Royal Navy Musician
Ann Jones is a musician in the Royal Marines Band where she plays all types of music, not just military. She combines her role in the band with being a casualty handler when in battle.
What do you play?
I play the flute and saxophone in one of the five Royal Marine Bands. We play different styles of music – it is not all military. However, much of what we do is ceremonial. We wear our full regalia and have to play and march at the same time. That's hard at first, but it gets easier with practice.
Can you describe a typical day?
That's something I like about the job – no two days are the same. If we are doing a symphony concert we might spend all day rehearsing. Travelling to and from engagements can mean some long days and late nights. If we are performing late in the evening we may get the next morning off.
What do you do when the Marines are involved in a battle?
We all have an operational role. I am a casualty handler, trained in stretcher bearing, first aid and how to use a weapon. I spent some time on a Royal Fleet Auxiliary ship in the Gulf dealing with Iraqi civilian casualties brought onto the ship by helicopter. We also took our instruments and played on ships to entertain the troops. We play all types of music and form smaller groups.
What made you want to join the Band?
My father played in the Guards band and he took me to a concert by the Royal Marines. I saw there were women in the band and thought that I could do that. It's the only way that women can join the Royal Marines. There are about 15 women in our 90-strong band. I had to audition as well as passing a medical and an interview.

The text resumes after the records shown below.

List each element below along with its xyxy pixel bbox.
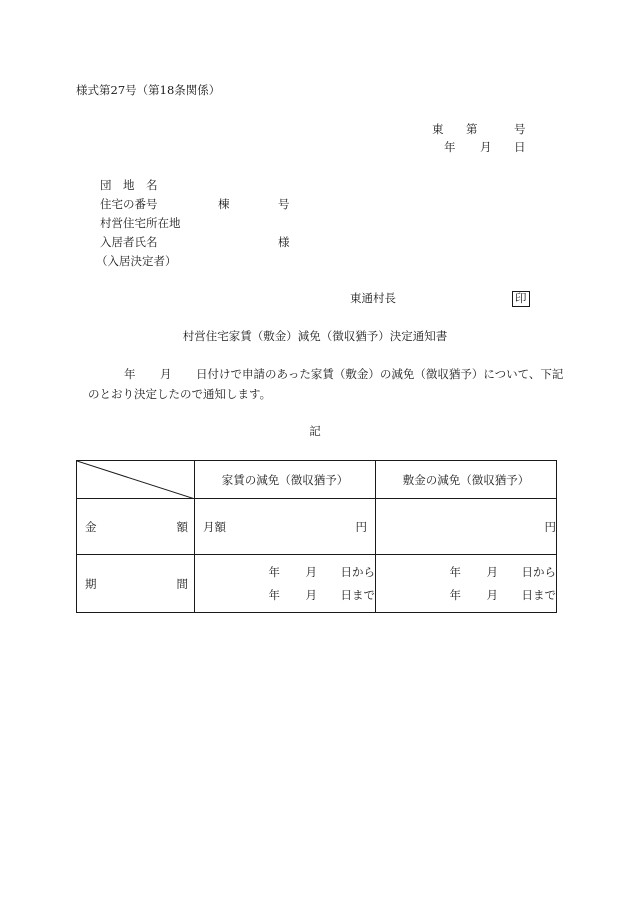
location-label: 村営住宅所在地 [100, 216, 181, 230]
doc-number-suffix: 号 [514, 122, 526, 136]
body-line1: 日付けで申請のあった家賃（敷金）の減免（徴収猶予）について、下記 [196, 367, 564, 381]
amount-label-left: 金 [85, 519, 97, 534]
unit-number-label: 住宅の番号 [100, 197, 158, 211]
table-row-period [77, 555, 557, 613]
sender-title: 東通村長 [350, 291, 396, 305]
rent-from-month: 月 [305, 565, 317, 579]
honorific: 様 [278, 235, 290, 249]
diagonal-line [77, 461, 195, 499]
body-line2: のとおり決定したので通知します。 [88, 387, 272, 401]
resident-note: （入居決定者） [96, 254, 177, 268]
body-month: 月 [160, 367, 172, 381]
rent-from-day: 日から [340, 565, 375, 579]
resident-name-label: 入居者氏名 [100, 235, 158, 249]
rent-amount-prefix: 月額 [203, 519, 226, 534]
rent-amount-cell [195, 499, 376, 555]
number-label: 号 [278, 197, 290, 211]
ki-heading: 記 [309, 424, 321, 438]
deposit-to-day: 日まで [521, 588, 556, 602]
rent-amount-unit: 円 [355, 519, 367, 534]
doc-number-prefix: 東 [432, 122, 444, 136]
deposit-amount-cell [376, 499, 557, 555]
rent-from-year: 年 [268, 565, 280, 579]
building-label: 棟 [218, 197, 230, 211]
body-year: 年 [124, 367, 136, 381]
seal-mark: 印 [512, 291, 530, 307]
table-row-amount [77, 499, 557, 555]
period-label-right: 間 [176, 576, 188, 591]
housing-complex-label: 団 地 名 [100, 178, 158, 192]
amount-label-cell [77, 499, 195, 555]
date-month: 月 [480, 140, 492, 154]
deposit-to-month: 月 [486, 588, 498, 602]
doc-number-mid: 第 [466, 122, 478, 136]
decision-table [76, 460, 557, 613]
header-deposit: 敷金の減免（徴収猶予） [376, 461, 557, 499]
period-label-left: 期 [85, 576, 97, 591]
rent-period-cell [195, 555, 376, 613]
amount-label-right: 額 [176, 519, 188, 534]
deposit-from-month: 月 [486, 565, 498, 579]
period-label-cell [77, 555, 195, 613]
corner-cell [77, 461, 195, 499]
date-year: 年 [444, 140, 456, 154]
rent-to-day: 日まで [340, 588, 375, 602]
deposit-from-year: 年 [449, 565, 461, 579]
date-day: 日 [514, 140, 526, 154]
table-header-row [77, 461, 557, 499]
header-rent: 家賃の減免（徴収猶予） [195, 461, 376, 499]
doc-title: 村営住宅家賃（敷金）減免（徴収猶予）決定通知書 [182, 329, 448, 343]
rent-to-month: 月 [305, 588, 317, 602]
form-number: 様式第27号（第18条関係） [76, 83, 221, 97]
deposit-period-cell [376, 555, 557, 613]
deposit-amount-unit: 円 [544, 519, 556, 534]
rent-to-year: 年 [268, 588, 280, 602]
deposit-from-day: 日から [521, 565, 556, 579]
deposit-to-year: 年 [449, 588, 461, 602]
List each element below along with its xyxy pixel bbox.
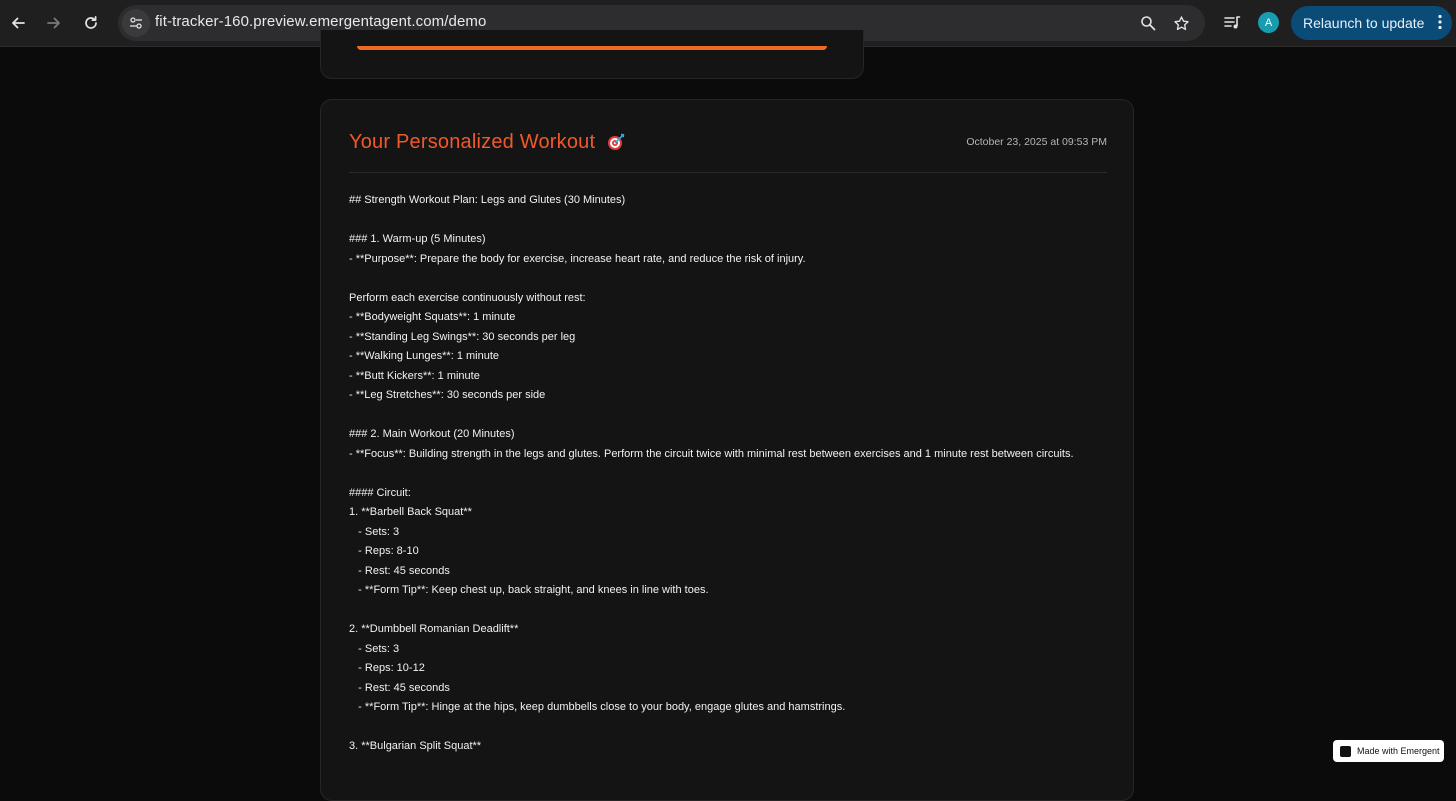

What training have you had?
The first 15 weeks involved basic military training – with no music involved at all. We were in a mixed troop, but we were all musicians. It was hard work – a lot of physical training, and we had to learn how to handle a weapon and carry a Bergen pack. There were several exercises where we spent four or five nights out in the field.
Then, I did two-and-a-half years of music training at the Royal Marines School of Music. Alongside this we still did a lot of fitness training and sport.
What do you like about your job?
It's exhilarating to play a good concert in front of a receptive audience. I've had some unique experiences – I was part of the Golden Jubilee celebrations outside Buckingham Palace. And I've been on tours to interesting places such as America, Ireland and France.
- Learn a second musical instrument so you can offer a wide choice of skills.
- Don't neglect your education while training as a musician.
Becoming a Royal Navy Musician
- Basic training is followed by a 2 year 8 month musical training course.
- Musical training includes individual tuition, aural training, orchestral instrumental practice, band instrumental practice, band (marching and playing), choir practice and regular instrumental exams.
- Completion of the course allows you to join your first band as a fully fledged Royal Marines musician and puts you on track for the BMus (Hons) degree.